5. Product Development    

By knowing their customers’ preferences in much greater detail, brands can design and create products that are more likely to succeed in the DTC world. If there is one thing that DTC has taught us, consumers love value (not just low prices), but they want a good deal, not just a cheap one. This customer intimacy allows direct-to-consumer brands to respond with better quality at competitive price points. 

6. Inventory Management   

Since manufacturers have more control over their product assortment and pricing strategy through direct-to-consumer sales channels, not only do they need less inventory on a unit basis, but they also only order the amount of product that they can sell for a given time period. Many manufacturers automate this process with tools such as bill of materials software 

7. Performance Analysis  

Just as other retailers have done with their own data, manufacturers are able to track trends, analyze performance versus plan, and even benchmark against competitors’ DTC businesses. 

8. Gain Access to Retailers Customers  

By selling direct, brands can open up an entirely new distribution channel where they might not have had access before (e.g., small accounts).
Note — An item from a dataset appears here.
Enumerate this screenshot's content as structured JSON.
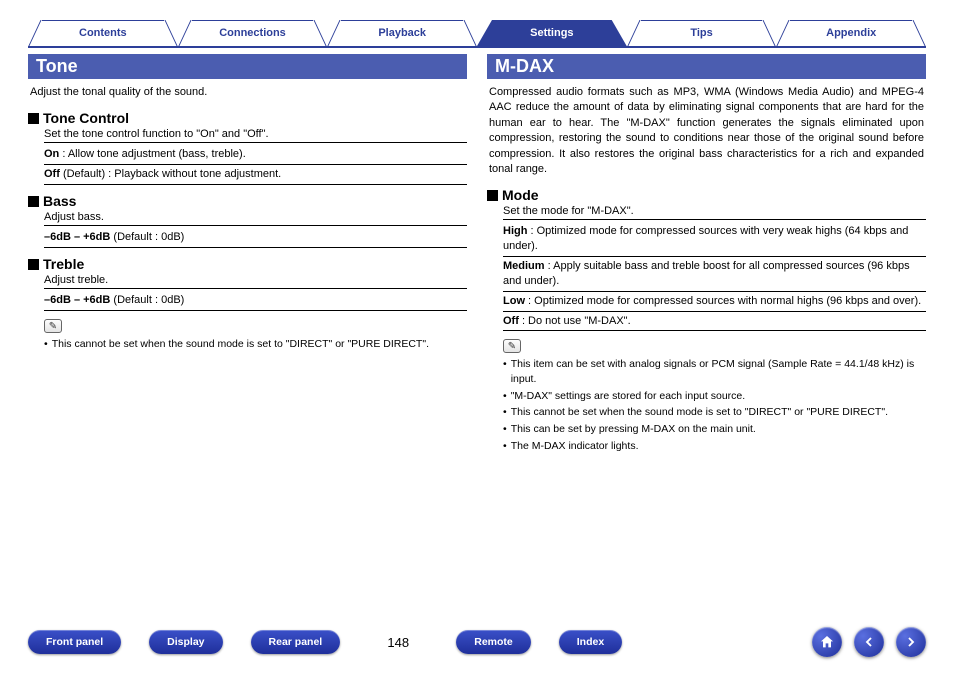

These boutique retailers may be less brand loyal than major department stores or big-box chains, so offering them something different makes it possible for DTC brands to gain share in these retail channels. This also allows brands that don’t have a national retail footprint the opportunity to sell directly to millions of new customers. 

9. Selling Originals  

In addition to selling their second-tier product, many manufacturers bypass traditional channels by going straight from the production line to the consumer. This allows these brands to maintain greater control over their business and price point and offer consumers exclusive items that can’t be found anywhere else.  

10. Access to Cash Flow  

Many brands only see upward of 30% margin on wholesale orders – sometimes more, sometimes less depending on the category and retailer relationship, but it typically doesn’t exceed 50%. For those companies looking for funding from investors or banks for growth, keeping inventory close enables them to offer more compelling deals to put cash in the bank.